To date, haemoptysis has rarely been described as a symptom of COVID-19. In a large case series including 1099 hospitalised patients with laboratory confirmed COVID-19 in China, haemoptysis occurred in ten patients (0.9%) [1]. Fu and colleagues on the other hand performed a systematic review and meta-analysis of the clinical characteristics of COVID-19 involving 43 studies and showed a prevalence of 2% [2]. However, the severity of haemoptysis was not mentioned. In two other case reports, haemoptysis was described as a symptom of a SARS-CoV-2 infection. In the case presentation of Shi et al. [7], haemoptysis was the only clinical symptom during the first ten days of the disease course, whereas Casey and co-workers presented a case of COVID-19 associated with acute segmental pulmonary emboli which eventually caused haemoptysis [8]. The latter demonstrates the highly thromboembolic risk related with this disease [9]. It is not known whether alveolar capillary microthrombi contributed to the pulmonary haemorrhage in this patient.

To our knowledge, this is the first case of COVID-19 associated with life-threatening haemoptysis, initially thought to be a diffuse alveolar haemorrhage (DAH).

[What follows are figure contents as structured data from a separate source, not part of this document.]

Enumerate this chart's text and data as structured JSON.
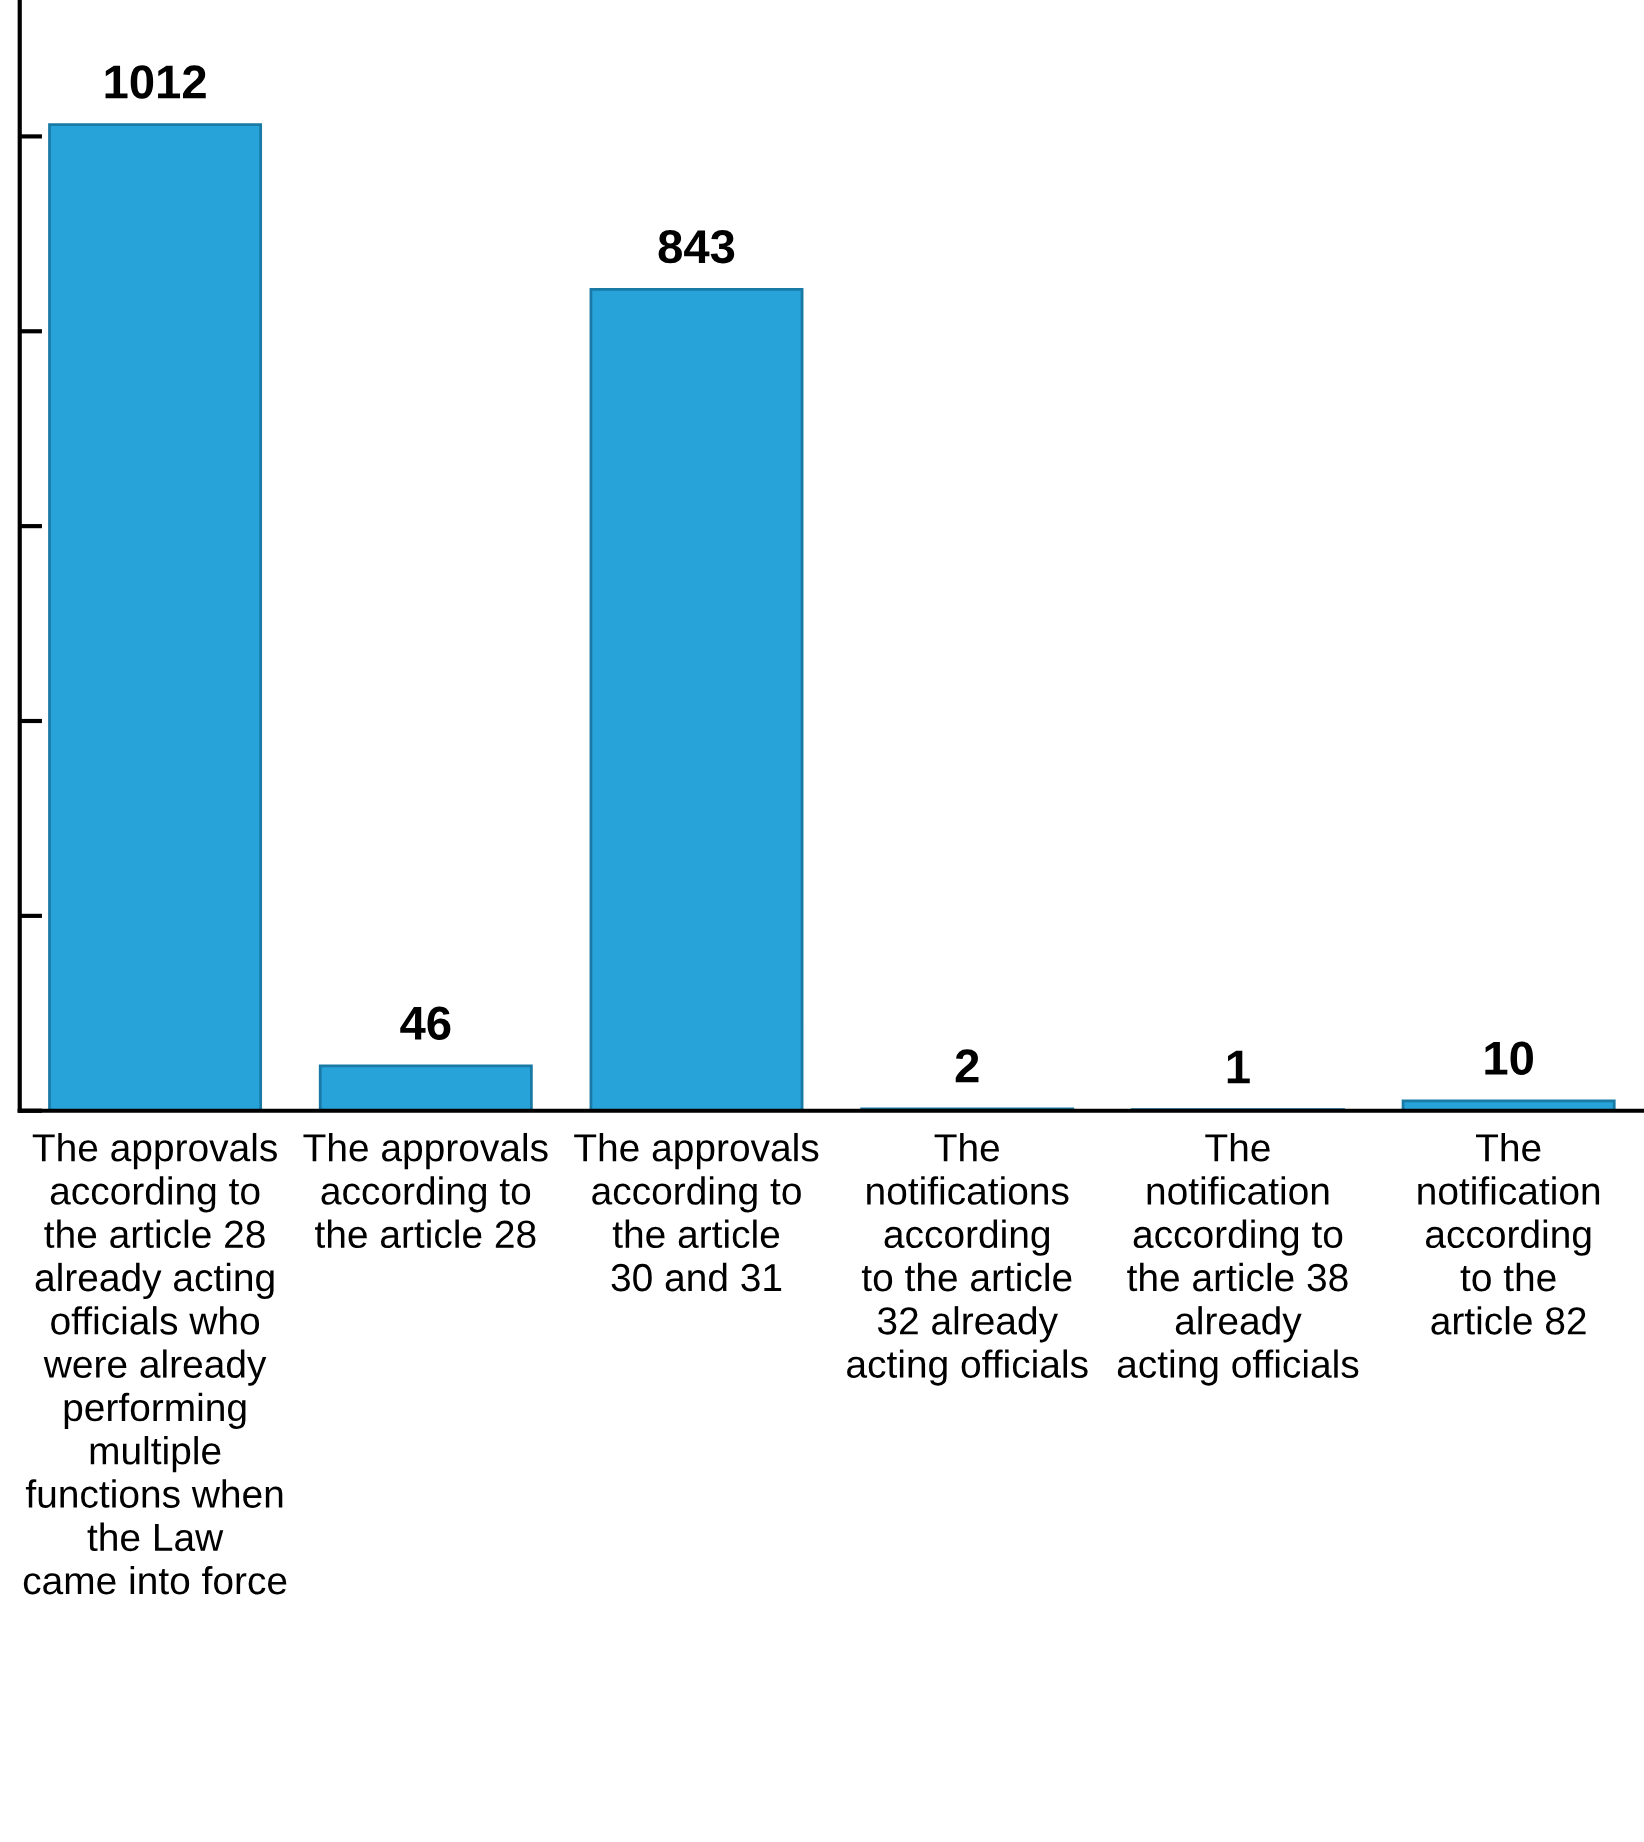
{
  "chart_data": {
    "type": "bar",
    "categories": [
      "The approvals\naccording to\nthe article 28\nalready acting\nofficials who\nwere already\nperforming\nmultiple\nfunctions when\nthe Law\ncame into force",
      "The approvals\naccording to\nthe article 28",
      "The approvals\naccording to\nthe article\n30 and 31",
      "The\nnotifications\naccording\nto the article\n32 already\nacting officials",
      "The\nnotification\naccording to\nthe article 38\nalready\nacting officials",
      "The\nnotification\naccording\nto the\narticle 82"
    ],
    "values": [
      1012,
      46,
      843,
      2,
      1,
      10
    ],
    "color": "#27a3d9",
    "ylim": [
      0,
      1140
    ],
    "yticks": [
      {
        "value": 0,
        "label": null
      },
      {
        "value": 200,
        "label": null
      },
      {
        "value": 400,
        "label": null
      },
      {
        "value": 600,
        "label": null
      },
      {
        "value": 800,
        "label": null
      },
      {
        "value": 1000,
        "label": null
      }
    ],
    "data_labels": true,
    "grid": false,
    "legend": false
  }
}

Follow-up chest CT after two weeks showed complete resolution of the ground glass opacities, reinforcing the hypothesis that these opacities were caused by alveolar bleeding rather than COVID-19 pneumonia. Other infectious diseases have been linked with alveolar haemorrhage in immunocompetent patients including influenza A (H1N1), dengue, malaria, Staphylococcus aureus infection and leptospirosis [10]. The latter was explicitly ruled out in this case because of the exposure history and the concomitant thrombocytopenia and elevated hepatic transaminases.

In this case, the diagnosis of COVID-19 was established by means of SARS-CoV-2 RT-PCR on BAL fluid whereas two consecutive NPS were negative. A recent study showed that BAL fluid yielded the highest positive rates suggesting a higher sensitivity than NPS [11]. To minimize the risk of transmission of infection to health care workers, bronchoscopy only has a limited role in the diagnosis of COVID-19 [12]. However, it can have an added value in establishing alternative microbiological diagnoses [13]. Furthermore, in the current ongoing pandemic setting, including SARS-CoV-2 PCR in every BAL specimen obtained for diagnostic workup of unexplained pulmonary pathology might be warranted.

In summary, life-threating haemoptysis can be the first presentation of SARS-CoV-2 infection. This case illustrates alveolar bleeding as a possible complication of COVID-19. In this patient, bronchoscopy with BAL had an added diagnostic value. In patients with severe symptoms and of high clinical suspicion despite negative NPS, bronchoscopy with BAL should be considered in the diagnostic work-up. Despite all current knowledge of COVID-19, it is still a novel disease and clinicians should be careful when patients present with respiratory symptoms of unknown aetiology.